I've had a list of things in my notebook that I wanted to write about - the guy dancing on the steamroller in the construction crew on highway 6, picking out a band for the wedding, handwriting, new knitting projects, my attachment to murlocs, why I'm a musician (and yet don't practice the piano)... the list is quite long now.
But instead I have been goofing around, occasionally studying, and going home to celebrate my mother's birthday, which was a roaring success. We did actually manage to surprise her (even if she al most wouldn't get out of the damn car!), and a good time was had by all.
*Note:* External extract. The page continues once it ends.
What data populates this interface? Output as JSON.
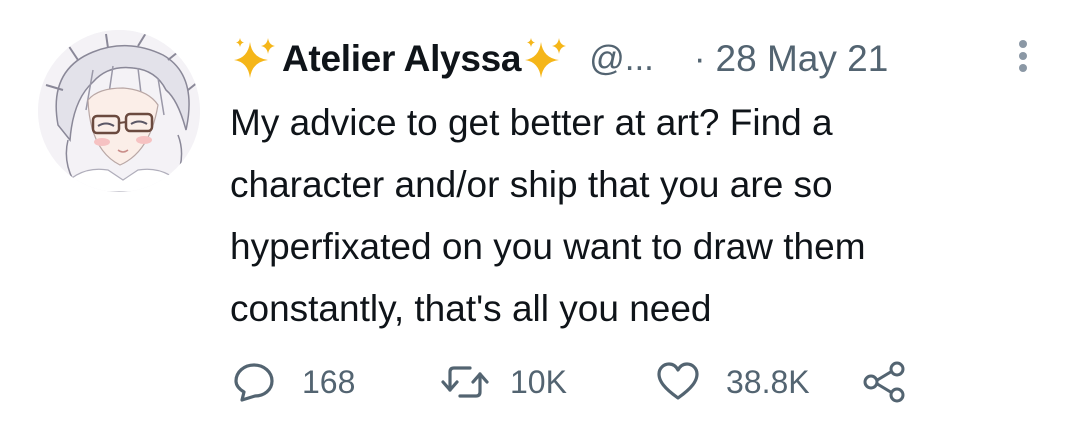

And I have leftover chocolate cake too.
I suppose, as with all things, there is some wax and wane to the process of keeping a journal. Some days I think I know what I want to say, only to sit and stare at the little blinky cursor and not find any words at all. Some days I forget that the thing even exists. Today seems to be a blinky cursor day, and not just here but with my term papers as well (the first of which is due a week from tomorrow). Usually that week is enough to instill the Fear of the Deadline (tm) and get me working, but apparently not this morning. Fear of a piano jury hasn't helped that much either. I worked for 2 hours yesterday in a practice room... my longest single setting time since at least April - which is REALLY SAD. I love playing - it makes me a happy person, and yet I don't go and do it.
Maybe it's senioritis. Or maybe I'm just lazy. Maybe it's the fact that I'm still allergic to Waco, and getting over a cold. Whatever the case may be, my concentration level is absolutely zilch when it comes to studying. Knitting? sure - I can do that for hours, especially with some nice music or a movie on in the background. Reading? articles, magazines, novels - of course! books for class... not so much. I can hardly make myself sit still long enough to outline chapters in my history text (so that I can get good grades on the quizzes and get out of parts of the test).
I've also fallen off the wagon when it comes to walking. Right now the only actual exercise I do is walking to class (about 2.5 miles tuesday and thursday). When last spring (and over the summer) I was doing 3-5 miles a day on top of all of that. I know I have a wedding, I know I want my dress to fit and to look nice, I know i'm going to have to wear a swimsuit for my honeymoon... but I just can't make myself go.
I've lost my motivation and willpower - anyone seen them? Neither is particularly large, but when peeved they can be a right pain to deal with. Please call if found, possible reward.